Mientras observaba a sus alumnos trabajar en sus obras, Rolando reparó que, en el fondo del salón, una alumna hacía algo diferente. Se acercó discretamente y la miró desde atrás. Era más bien menuda, de formas agradables, con lentes y el pelo rojo recogido. Estaba manipulando trozos de madera de una forma algo diferente a lo que postulaba el Método. El profesor se acercó aún más y le objetó su técnica. La alumna, Marga Dentim, se puso nerviosa y acató la sugerencia. Pero al rato, Rolando se percató que Marga insistía con lo suyo. Ya era demasiado.

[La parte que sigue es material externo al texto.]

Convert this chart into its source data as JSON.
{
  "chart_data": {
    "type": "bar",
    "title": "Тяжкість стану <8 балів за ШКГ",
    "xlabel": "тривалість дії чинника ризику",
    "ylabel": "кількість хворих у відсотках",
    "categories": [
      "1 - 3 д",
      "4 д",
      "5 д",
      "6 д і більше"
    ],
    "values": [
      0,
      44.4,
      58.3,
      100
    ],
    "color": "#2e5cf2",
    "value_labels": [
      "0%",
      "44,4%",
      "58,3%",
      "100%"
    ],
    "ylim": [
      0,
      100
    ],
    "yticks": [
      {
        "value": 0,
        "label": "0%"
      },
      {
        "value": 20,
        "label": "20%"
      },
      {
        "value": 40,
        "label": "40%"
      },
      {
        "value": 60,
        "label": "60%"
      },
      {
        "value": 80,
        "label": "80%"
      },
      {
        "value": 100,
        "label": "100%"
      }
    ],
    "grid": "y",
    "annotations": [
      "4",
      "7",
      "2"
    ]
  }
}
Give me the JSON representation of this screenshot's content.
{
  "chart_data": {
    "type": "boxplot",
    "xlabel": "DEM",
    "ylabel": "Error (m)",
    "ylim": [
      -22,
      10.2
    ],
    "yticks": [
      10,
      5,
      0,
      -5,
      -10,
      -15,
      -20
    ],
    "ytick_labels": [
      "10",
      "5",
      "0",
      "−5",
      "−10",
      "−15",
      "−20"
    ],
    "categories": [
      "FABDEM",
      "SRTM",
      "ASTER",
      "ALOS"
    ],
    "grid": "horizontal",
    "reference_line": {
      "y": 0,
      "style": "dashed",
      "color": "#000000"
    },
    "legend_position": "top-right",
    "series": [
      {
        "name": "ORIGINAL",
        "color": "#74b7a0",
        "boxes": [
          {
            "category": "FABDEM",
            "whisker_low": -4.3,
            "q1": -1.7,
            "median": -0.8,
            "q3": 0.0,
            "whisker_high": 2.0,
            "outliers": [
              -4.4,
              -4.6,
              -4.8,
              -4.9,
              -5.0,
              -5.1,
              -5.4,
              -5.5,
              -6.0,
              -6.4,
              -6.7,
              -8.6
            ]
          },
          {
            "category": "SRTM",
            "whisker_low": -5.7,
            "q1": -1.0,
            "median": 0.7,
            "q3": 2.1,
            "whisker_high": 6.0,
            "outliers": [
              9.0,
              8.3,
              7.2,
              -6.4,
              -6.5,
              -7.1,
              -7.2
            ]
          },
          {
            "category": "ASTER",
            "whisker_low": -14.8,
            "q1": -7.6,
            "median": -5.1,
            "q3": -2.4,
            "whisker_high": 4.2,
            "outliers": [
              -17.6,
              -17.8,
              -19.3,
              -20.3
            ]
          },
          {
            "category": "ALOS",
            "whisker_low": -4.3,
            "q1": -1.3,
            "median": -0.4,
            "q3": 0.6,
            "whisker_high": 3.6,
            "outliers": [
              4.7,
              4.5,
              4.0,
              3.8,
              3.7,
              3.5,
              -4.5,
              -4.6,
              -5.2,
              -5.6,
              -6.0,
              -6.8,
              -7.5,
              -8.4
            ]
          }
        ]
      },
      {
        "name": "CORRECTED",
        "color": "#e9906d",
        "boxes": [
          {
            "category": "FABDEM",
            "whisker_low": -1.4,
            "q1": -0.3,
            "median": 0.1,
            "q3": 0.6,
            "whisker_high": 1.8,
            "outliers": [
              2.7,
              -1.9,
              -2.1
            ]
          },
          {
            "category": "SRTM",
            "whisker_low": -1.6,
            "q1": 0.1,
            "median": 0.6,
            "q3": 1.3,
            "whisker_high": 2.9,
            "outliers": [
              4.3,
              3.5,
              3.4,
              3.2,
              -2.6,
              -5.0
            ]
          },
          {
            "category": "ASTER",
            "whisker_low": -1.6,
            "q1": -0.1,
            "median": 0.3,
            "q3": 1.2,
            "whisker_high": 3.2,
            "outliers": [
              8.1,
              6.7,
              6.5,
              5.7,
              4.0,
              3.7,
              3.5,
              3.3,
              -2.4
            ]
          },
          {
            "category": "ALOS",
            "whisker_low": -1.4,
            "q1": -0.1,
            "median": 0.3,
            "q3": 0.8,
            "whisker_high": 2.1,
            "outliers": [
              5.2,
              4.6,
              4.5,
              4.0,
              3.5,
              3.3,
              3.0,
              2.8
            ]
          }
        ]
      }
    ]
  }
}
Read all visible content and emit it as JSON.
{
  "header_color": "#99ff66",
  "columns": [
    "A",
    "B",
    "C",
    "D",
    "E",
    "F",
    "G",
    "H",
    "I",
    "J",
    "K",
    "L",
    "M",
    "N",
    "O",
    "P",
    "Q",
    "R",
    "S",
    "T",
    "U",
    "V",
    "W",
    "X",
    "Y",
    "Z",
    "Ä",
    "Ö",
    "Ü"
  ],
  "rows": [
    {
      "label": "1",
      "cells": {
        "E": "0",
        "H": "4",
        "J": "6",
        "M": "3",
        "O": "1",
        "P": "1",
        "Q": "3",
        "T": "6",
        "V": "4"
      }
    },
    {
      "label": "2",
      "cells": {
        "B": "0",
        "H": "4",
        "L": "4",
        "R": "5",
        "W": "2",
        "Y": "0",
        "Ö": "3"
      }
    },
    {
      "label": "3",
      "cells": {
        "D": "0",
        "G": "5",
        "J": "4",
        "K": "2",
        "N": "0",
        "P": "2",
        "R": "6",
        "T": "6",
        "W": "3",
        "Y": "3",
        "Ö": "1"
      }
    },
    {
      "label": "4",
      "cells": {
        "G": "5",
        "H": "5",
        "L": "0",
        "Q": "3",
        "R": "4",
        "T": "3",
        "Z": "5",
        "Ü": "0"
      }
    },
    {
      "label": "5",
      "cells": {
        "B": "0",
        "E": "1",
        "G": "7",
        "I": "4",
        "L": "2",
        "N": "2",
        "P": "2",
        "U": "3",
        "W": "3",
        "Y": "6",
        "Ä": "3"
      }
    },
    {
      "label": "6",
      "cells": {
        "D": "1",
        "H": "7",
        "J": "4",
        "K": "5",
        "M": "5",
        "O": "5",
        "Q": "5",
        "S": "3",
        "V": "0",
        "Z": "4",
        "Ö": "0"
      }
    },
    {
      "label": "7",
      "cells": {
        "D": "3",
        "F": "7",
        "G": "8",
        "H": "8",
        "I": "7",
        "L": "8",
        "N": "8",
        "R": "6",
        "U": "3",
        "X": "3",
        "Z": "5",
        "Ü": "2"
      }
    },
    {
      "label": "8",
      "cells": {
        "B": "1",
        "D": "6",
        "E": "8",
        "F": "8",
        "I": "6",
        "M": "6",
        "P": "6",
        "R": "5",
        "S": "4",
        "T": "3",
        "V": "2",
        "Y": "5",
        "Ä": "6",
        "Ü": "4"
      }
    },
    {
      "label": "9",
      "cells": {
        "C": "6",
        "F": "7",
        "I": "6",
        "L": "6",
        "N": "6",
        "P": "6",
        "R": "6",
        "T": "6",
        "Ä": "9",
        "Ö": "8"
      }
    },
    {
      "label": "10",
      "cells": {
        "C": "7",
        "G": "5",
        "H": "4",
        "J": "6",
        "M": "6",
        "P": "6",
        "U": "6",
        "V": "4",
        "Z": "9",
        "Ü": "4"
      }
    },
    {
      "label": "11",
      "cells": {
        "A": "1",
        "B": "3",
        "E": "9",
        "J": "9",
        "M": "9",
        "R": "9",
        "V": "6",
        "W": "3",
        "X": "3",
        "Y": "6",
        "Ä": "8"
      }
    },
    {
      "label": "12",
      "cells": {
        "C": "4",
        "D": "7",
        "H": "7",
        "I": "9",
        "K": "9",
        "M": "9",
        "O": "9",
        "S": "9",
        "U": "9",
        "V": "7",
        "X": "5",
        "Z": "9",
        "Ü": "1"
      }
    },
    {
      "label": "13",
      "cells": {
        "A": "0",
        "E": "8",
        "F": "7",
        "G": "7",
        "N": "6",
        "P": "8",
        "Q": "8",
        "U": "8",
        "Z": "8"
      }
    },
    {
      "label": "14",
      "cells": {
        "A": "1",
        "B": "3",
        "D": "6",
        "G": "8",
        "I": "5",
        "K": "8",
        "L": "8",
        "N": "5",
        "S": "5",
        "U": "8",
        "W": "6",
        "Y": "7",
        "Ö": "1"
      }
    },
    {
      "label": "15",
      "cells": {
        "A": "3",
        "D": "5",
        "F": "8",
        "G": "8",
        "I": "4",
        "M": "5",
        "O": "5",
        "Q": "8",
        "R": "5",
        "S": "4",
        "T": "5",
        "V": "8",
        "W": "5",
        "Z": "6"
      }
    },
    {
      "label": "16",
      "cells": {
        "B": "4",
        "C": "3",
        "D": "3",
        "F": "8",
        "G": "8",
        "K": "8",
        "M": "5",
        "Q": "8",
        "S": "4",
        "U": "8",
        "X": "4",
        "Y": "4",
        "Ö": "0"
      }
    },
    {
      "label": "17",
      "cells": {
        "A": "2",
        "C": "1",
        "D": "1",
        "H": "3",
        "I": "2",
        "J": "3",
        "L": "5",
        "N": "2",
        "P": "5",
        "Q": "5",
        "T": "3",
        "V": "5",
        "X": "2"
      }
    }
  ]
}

La llamó a su escritorio.
- Mirá, no sé bien que estás haciendo, pero no es lo que yo indiqué. Primero tenés que adquirir la técnica para luego experimentar.
- Es que, profesor, yo creo lograrlo de otra forma –dijo Marga sonriendo levemente.
Isquímedes la miró extrañado y agregó:
- Hagamos esto. Vas a realizar dos trabajos. Uno con el Método y otro con tu técnica, y ahí vemos. ¿Qué te parece?
A fin de ese mes, los alumnos presentaron sus trabajos para ser evaluados. Marga era la única con dos pedestales. Uno estaba vacío, con una caja a su lado. Cuando Rolando se detuvo a mirar, Marga tomó la caja y sacó una escultura.
Era magistral. Con defectos técnicos, pero de una simpleza y contundencia únicas. De un concepto abstracto, Marga había realizado una obra entendible, reconfortante. Rolando estaba impresionado. Al final de la clase retuvo a Marga y le preguntó sobre la obra y su confección. La alumna no supo explicarlo metodológicamente, por lo que el profesor le pidió si podía escribirlo y traerle esas notas.
Así lo hizo y Rolando las revisó en su hogar. Era algo desprolijo, sin mucha coherencia. No había un camino claro.
Mientras se preparaba la cena, tuvo un impulso. Revisó las notas frenéticamente buscando algo. Cuando encontró lo que buscaba, fue a su computadora y abrió los archivos de sus propios apuntes de cuando trabajaba con Bollard. Había un cúmulo de datos que Jacobo desechó, pero que Rolando aún conservaba. Leyó, comparó, dedujo y, finalmente, ya de madrugada, exclamó:
- Lo tengo.

Mientras atravesaba el salón dirigiéndose hacia el fondo del mismo, donde estaba Marga, pensó: “Es fascinante. Una alumna anónima, sin mucha preparación, tuvo la clave para lo que busqué siempre. Esto es superador al Método Bollard-Isquímides, no le debe nada, es totalmente original. Marga se pondrá eufórica. Con su idea y mis conocimientos se ha formado una técnica única. Ahora sí tendré el reconocimiento académico que me fue negado. Por supuesto que haré partícipe a Marga, se lo merece. Esta herramienta llevará nuestros nombres: el Método Isquímides-Dentim, o Dentim-Isquím... Un momento. No, otra vez no. ¿Y si vuelve a ocurrir? No quiero ser nuevamente relegado. No, no me voy a arriesgar...”
Se detuvo frente a su alumna y se quedó inmóvil. Marga se dio cuenta de su presencia y preguntó:
- ¿Qué pasa, profe?
Rolando hizo un gesto de resignación y contestó:
- Estuve viendo tus notas y no creo que funcione. Es prácticamente antipedagógico. Lo lamento.
Y le entregó los papeles. Marga suspiró y dijo:
- Está bien, profe. Tampoco me pareció que fuera algo asombroso.
Y siguió trabajando.
Rolando siguió mirándola y, cuando se percató de lo inapropiado, se retiró presuroso.

En su casa, ya relajado y mientras saboreaba un cognac sentado en su sillón favorito, Rolando se sintió satisfecho por partida doble. En unas semanas tendría delineado toda la estructura de la nueva técnica, con su aval teórico-práctico.
Pero también estaba reconfortado por Marga. Si, como él pensaba, hubiera compartido la paternidad del método y se hubieran originado conflictos, quizás se hubiera sentido obligado a tomar nuevamente una determinación que todavía oprimía su conciencia: asesinarla como había hecho con Bollard.
Desechó ese pensamiento y se abocó a los toques finales de la Técnica Impulsora de Creatividad, la que en el futuro sería conocida como... el Método Isquímedes.